The CENIEH participates in this research project that began this year with an archaeological survey in the upper valley of the Arlanza river, where Paleolithic sites have been discovered that will allow the study of the movements of human groups between this valley in Burgos and the sierra de Atapuerca

The geologist Alfonso Benito Calvo, researcher at the Centro Nacional de Investigación sobre la Evolución Humana (CENIEH), has participated in an archaeological survey in the section of the Arlanza River that runs between Salas de los Infantes and Hortigüela (Burgos). This is the first field action of the Cota 1000 research project, aims to locate new archaeological sites more than half a million years old.

The name of the project, of which the Atapuerca Foundation and the University of Burgos are part, refers to the altitude at which the work has been carried out, since it is around this altitude where geological deposits of this chronology can be preserved, containing stone tools made by the first human groups that occupied the territory.

In total, half a dozen sites have been discovered in which a collection of about a hundred lithic tools have been recovered. Among the sites discovered, La Revilla site, located to the northwest of the town of Hortigüela, stands out. In this place an archaeological survey of eight square meters and a depth of two and a half meters has been carried out, where a dozen tools of the Achelense have been found, a technology that appears in the Iberian Peninsula a little more than half a million years ago.

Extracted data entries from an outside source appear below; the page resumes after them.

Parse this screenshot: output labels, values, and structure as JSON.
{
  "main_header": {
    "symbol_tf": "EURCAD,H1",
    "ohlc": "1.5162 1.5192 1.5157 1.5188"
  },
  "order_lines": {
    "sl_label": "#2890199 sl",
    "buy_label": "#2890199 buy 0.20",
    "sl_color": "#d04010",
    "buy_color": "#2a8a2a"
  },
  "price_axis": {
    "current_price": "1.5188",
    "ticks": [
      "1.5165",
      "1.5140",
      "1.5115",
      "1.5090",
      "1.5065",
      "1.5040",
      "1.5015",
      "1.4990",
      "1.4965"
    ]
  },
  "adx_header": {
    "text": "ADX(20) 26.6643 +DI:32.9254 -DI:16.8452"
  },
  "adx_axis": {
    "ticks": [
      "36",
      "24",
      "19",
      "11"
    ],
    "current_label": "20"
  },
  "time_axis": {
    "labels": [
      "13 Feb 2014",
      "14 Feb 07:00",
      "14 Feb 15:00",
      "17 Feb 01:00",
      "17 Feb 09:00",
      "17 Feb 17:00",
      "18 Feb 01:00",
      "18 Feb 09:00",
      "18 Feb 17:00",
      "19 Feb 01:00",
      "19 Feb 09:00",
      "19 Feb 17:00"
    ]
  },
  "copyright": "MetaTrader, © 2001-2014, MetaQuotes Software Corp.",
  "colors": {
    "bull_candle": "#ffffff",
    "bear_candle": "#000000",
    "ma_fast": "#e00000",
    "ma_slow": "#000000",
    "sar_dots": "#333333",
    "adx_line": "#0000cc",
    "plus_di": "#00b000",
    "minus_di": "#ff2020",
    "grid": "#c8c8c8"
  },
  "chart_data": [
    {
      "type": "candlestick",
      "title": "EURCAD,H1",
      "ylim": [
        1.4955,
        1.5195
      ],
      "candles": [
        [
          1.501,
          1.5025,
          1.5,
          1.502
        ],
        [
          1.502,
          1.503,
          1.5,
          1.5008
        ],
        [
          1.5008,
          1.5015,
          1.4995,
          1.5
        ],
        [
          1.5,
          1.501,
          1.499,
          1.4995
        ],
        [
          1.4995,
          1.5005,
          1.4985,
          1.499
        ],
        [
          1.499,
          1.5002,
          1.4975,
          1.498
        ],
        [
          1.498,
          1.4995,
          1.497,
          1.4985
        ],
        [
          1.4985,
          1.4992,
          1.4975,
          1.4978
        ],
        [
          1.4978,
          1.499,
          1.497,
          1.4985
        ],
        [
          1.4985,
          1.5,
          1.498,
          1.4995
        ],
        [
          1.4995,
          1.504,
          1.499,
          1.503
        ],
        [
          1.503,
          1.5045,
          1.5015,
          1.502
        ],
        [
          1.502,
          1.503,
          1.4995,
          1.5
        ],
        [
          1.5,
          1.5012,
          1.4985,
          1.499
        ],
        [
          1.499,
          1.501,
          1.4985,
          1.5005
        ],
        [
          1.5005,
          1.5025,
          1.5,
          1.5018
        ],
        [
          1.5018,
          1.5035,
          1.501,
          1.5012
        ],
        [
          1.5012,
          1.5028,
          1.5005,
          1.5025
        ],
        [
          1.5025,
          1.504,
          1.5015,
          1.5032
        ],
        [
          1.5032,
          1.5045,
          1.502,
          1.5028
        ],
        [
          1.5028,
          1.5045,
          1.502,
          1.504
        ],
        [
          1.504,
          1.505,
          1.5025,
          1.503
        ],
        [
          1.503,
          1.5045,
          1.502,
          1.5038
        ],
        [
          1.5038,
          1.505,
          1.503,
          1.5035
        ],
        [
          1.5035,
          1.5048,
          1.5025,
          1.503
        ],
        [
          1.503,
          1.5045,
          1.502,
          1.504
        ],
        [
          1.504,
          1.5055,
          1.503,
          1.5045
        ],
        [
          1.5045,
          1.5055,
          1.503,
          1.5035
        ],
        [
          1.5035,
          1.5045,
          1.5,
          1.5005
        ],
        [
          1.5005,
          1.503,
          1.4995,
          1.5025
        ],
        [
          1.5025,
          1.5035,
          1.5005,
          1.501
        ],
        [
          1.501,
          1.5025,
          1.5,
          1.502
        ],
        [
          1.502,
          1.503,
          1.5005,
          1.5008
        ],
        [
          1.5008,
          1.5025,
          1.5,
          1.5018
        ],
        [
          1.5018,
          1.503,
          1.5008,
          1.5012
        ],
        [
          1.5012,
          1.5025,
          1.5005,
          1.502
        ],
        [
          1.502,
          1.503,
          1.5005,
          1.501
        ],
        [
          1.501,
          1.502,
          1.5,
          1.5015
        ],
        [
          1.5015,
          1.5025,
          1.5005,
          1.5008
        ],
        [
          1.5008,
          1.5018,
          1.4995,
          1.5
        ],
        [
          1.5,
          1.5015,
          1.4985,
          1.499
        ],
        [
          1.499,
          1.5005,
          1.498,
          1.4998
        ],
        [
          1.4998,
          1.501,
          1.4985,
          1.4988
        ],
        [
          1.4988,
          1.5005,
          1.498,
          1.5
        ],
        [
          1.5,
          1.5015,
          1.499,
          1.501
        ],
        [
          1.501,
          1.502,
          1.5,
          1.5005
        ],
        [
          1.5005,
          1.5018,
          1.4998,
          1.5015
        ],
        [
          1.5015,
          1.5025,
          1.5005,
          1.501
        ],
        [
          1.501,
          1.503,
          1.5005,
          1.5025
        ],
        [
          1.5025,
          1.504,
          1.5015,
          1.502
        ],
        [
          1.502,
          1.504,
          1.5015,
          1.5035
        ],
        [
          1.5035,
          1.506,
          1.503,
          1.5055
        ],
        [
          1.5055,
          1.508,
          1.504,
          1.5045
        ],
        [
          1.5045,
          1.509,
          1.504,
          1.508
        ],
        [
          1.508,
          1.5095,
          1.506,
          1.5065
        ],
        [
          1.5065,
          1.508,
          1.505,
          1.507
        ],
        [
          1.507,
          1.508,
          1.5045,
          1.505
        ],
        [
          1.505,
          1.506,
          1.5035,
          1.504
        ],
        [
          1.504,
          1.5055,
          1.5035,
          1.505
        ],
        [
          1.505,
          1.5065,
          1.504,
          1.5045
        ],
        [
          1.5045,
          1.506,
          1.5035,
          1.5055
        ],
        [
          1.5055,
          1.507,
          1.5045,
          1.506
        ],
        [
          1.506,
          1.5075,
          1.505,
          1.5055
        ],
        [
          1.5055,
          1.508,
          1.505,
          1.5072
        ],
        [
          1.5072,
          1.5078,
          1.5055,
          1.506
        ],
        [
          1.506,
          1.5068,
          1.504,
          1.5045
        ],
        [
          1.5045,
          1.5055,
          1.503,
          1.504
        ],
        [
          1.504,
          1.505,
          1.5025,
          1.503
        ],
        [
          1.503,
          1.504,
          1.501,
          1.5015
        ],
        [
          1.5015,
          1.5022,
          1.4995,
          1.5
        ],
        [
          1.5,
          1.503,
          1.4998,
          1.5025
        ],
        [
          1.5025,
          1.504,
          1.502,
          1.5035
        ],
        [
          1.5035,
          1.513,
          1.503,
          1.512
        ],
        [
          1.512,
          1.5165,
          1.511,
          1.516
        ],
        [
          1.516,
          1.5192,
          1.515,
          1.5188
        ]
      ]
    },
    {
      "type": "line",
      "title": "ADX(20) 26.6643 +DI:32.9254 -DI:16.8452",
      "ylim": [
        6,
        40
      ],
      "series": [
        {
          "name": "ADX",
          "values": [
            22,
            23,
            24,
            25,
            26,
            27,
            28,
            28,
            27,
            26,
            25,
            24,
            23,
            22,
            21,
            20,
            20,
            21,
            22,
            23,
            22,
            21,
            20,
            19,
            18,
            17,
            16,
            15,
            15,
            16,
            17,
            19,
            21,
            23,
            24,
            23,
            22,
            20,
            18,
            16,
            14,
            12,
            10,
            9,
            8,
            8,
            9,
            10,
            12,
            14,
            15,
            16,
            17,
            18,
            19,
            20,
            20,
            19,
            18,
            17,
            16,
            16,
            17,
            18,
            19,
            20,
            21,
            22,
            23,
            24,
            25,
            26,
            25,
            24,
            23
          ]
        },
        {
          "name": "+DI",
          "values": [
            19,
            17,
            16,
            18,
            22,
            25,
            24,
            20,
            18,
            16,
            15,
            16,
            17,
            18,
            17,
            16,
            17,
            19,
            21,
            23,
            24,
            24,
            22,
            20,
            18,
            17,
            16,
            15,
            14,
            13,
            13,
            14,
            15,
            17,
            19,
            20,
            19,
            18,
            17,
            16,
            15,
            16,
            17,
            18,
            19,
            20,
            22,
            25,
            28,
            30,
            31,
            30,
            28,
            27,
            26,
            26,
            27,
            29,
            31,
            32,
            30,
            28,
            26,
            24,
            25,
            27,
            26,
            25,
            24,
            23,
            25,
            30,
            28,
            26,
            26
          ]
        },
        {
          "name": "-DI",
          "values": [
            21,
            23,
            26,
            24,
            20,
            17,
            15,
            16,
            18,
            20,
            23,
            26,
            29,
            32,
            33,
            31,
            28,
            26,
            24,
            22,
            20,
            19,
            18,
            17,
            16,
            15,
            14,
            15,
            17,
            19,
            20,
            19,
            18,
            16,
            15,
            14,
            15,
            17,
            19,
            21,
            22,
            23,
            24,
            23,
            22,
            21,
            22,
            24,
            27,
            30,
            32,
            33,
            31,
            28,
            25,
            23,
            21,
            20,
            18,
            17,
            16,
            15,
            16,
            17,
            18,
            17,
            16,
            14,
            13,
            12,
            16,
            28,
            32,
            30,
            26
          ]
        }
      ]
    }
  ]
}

The geological work consisted of the geomorphological analysis of the territory and the description of the sediments where the archaeological remains were buried in order to know what the Arlanza river valley was like during the formation of the sites and to be able to reconstruct the landscape inhabited by these human groups.

Displacements of human groups

The study of the new sites in the Arlanza valley will make it possible to model the movements made by the first human groups that occupied this stretch of the river and to relate them to the sites in the Sierra de Atapuerca of this chronology. As Eudald Carbonell, co-director of the project explains, "during the Paleolithic period, the Arlanza and Arlanzón rivers functioned as authentic highways along which human groups moved on their way to the Sierra de Atapuerca. Therefore, the study of these new sites will be key to understanding how the first arrivals of hunter-gatherer groups to this part of Western Europe took place".

The new sites will be key to understanding how the first arrivals of hunter-gatherer groups to this territory took place.

The survey work was directed by Eudald Carbonell i Roura (Universidad Rovira i Virgili, Universidad de Burgos, Funación Atapuerca Foundation), Marta Santamaría Díez (Funación Atapuerca), Marta Navazo Ruiz (Universidad de Burgos), Alfonso Benito Calvo (CENIEH) y Rodrigo Rodrigo (Museo de la Evolución Humana, Universidad de Burgos)

The results of this work, financied by Territorial Service of Culture of the Junta de Castilla y León, the Town Councils of Hortigüela, Cascajares de la Sierra, Barbadillo del Mercado, Contreras, La Revilla and Salas de los Infantes, will allow several extensive excavations in successive campaigns to study the spatial distribution of the lithic industry both in the site and in the landscape, as well as to analyze the sediments in which it is preserved, in order to study the processes of formation and its age.